India has raised concerns with the Chinese regime over its plan to build a hydropower dam in Tibet, India’s foreign ministry said on Jan. 3.
According to Chinese state news agency Xinhua, the recently approved dam will be built on the lower reaches of the Yarlung Zangbo River, which becomes the Brahmaputra River as it leaves Tibet and flows south into India’s Arunachal Pradesh and Assam states and finally into Bangladesh.
According to Chinese officials, hydropower projects in Tibet will not have a major effect on the environment or on downstream water supplies. India and Bangladesh have nevertheless raised concerns about the dam.
Randhir Jaiswal, spokesperson for India’s Ministry of External Affairs, told reporters that New Delhi will monitor the development.
“As a lower riparian state with established user rights to the waters of the river, we have consistently expressed through expert level as well as diplomatic channels, our views and concerns to the Chinese side over mega projects on rivers in their territory,” he said.
Jaiswal said that Beijing has been urged to ensure the interests of downstream states are not harmed.
“We will continue to monitor and take necessary measures to protect our interests,” he said.
Xinhua reported on Dec. 25 that the authorities had green-lit the plan to build a dam on the Yarlung Zangbo River.
According to an estimate provided by the Power Construction Corp. of China in 2020, the dam could produce 300 billion kilowatt-hours (kWh) of electricity annually, more than triple the 88.2 billion kWh capacity of the Three Gorges Dam, currently the world’s largest, in central China.
Pema Khandu, chief minister of Arunachal Pradesh, raised concerns that the Chinese regime’s plan to divert water could drastically lower the water level of the river, which is known as the Siang River in the state.
“In such a scenario, the volume of water could decrease so much that one might be able to cross the mighty river on foot,” he said in an interview with Indian news agency PTI.
While the Chinese regime has not disclosed the exact location of the dam, the area sits on top of the Alpine-Himalayan seismic zone.
After the project was approved on Dec. 25, Hung Ming-Te, assistant research fellow at Taiwan’s Institute for National Defense and Security Research, told The Epoch Times that because the Yarlung Zangbo River is in a seismic zone, the dam could significantly increase the risks of landslides.
Germany-based Chinese hydrologist Wang Weiluo told The Epoch Times that there is no need to build another dam, because China’s electricity supply is already larger than its demand.
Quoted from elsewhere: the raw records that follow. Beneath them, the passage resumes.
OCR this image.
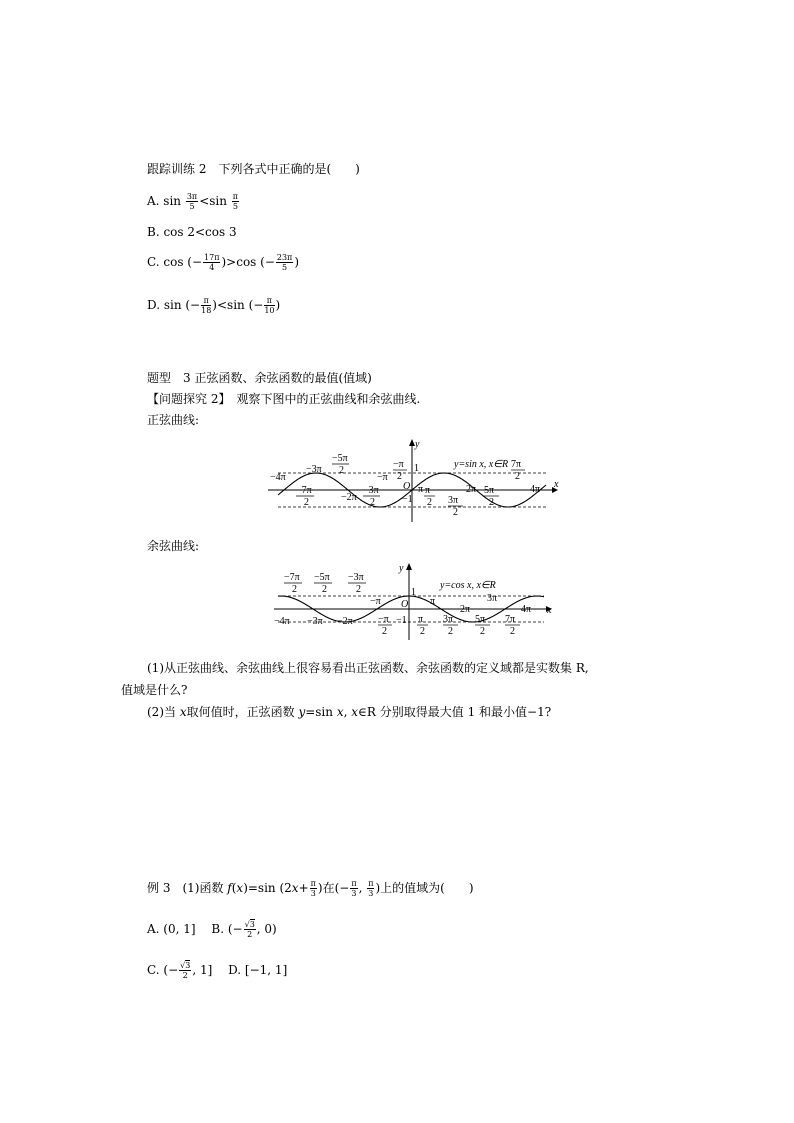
跟踪训练 2　下列各式中正确的是(　　)
A. $\sin \frac{3\pi}{5} <\sin \frac{\pi}{5}$
B. cos 2<cos 3
C. cos (− $\frac{17\pi}{4} )>\cos$ (− $\frac{23\pi}{5}$ )
D. sin (− $\frac{\pi}{18} )<\sin$ (− $\frac{\pi}{10}$ )
题型　3 正弦函数、余弦函数的最值(值域)
【问题探究 2】　观察下图中的正弦曲线和余弦曲线.
正弦曲线:
y
x
y=sin x, x∈R
1
−1
O
−4π
−3π
−π
2π
π
−2π
4π
−5π
2
−π
2
7π
2
−7π
2
−3π
2
π
2 3π
2
5π
2
余弦曲线:
y
x
y=cos x, x∈R
1
−1
O
−π	π
2π
3π
4π
−4π −3π −2π
−7π
2
−5π
2
−3π
2
−π
2
π
2
3π
2
5π
2
7π
2
(1)从正弦曲线、余弦曲线上很容易看出正弦函数、余弦函数的定义域都是实数集 R,
值域是什么?
(2)当 x取何值时，正弦函数 y=sin x, x∈R 分别取得最大值 1 和最小值−1?
例 3　(1)函数 f(x)=sin ($2x+ \frac{\pi}{3}$ )在(− $\frac{\pi}{3}$ , $\frac{\pi}{3}$ )上的值域为(　　)
A. (0, 1]　 B. (− $\frac{√3}{2}$ , 0)
C. (− $\frac{√3}{2}$ , 1]　 D. [−1, 1]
In 2021, after the Chinese regime announced plans of a hydropower project on the Yarlung Zangbo, Wang wrote an article arguing that a dam would irreparably damage the protected Yarlung Zangbo Grand Canyon, which was already at risk of flooding from earthquakes and landslides.
Territorial Dispute
During the press conference on Jan. 3, Jaiswal also said India has lodged “a solemn protest” over the Chinese regime’s creation of two new counties.On Dec. 27, the authorities of the Xinjiang region announced the creation of the new counties, He'an and Hekang, in the Hotan prefecture.
Jaiswal told reporters that parts of the area “fall in India’s Union Territory of Ladakh.”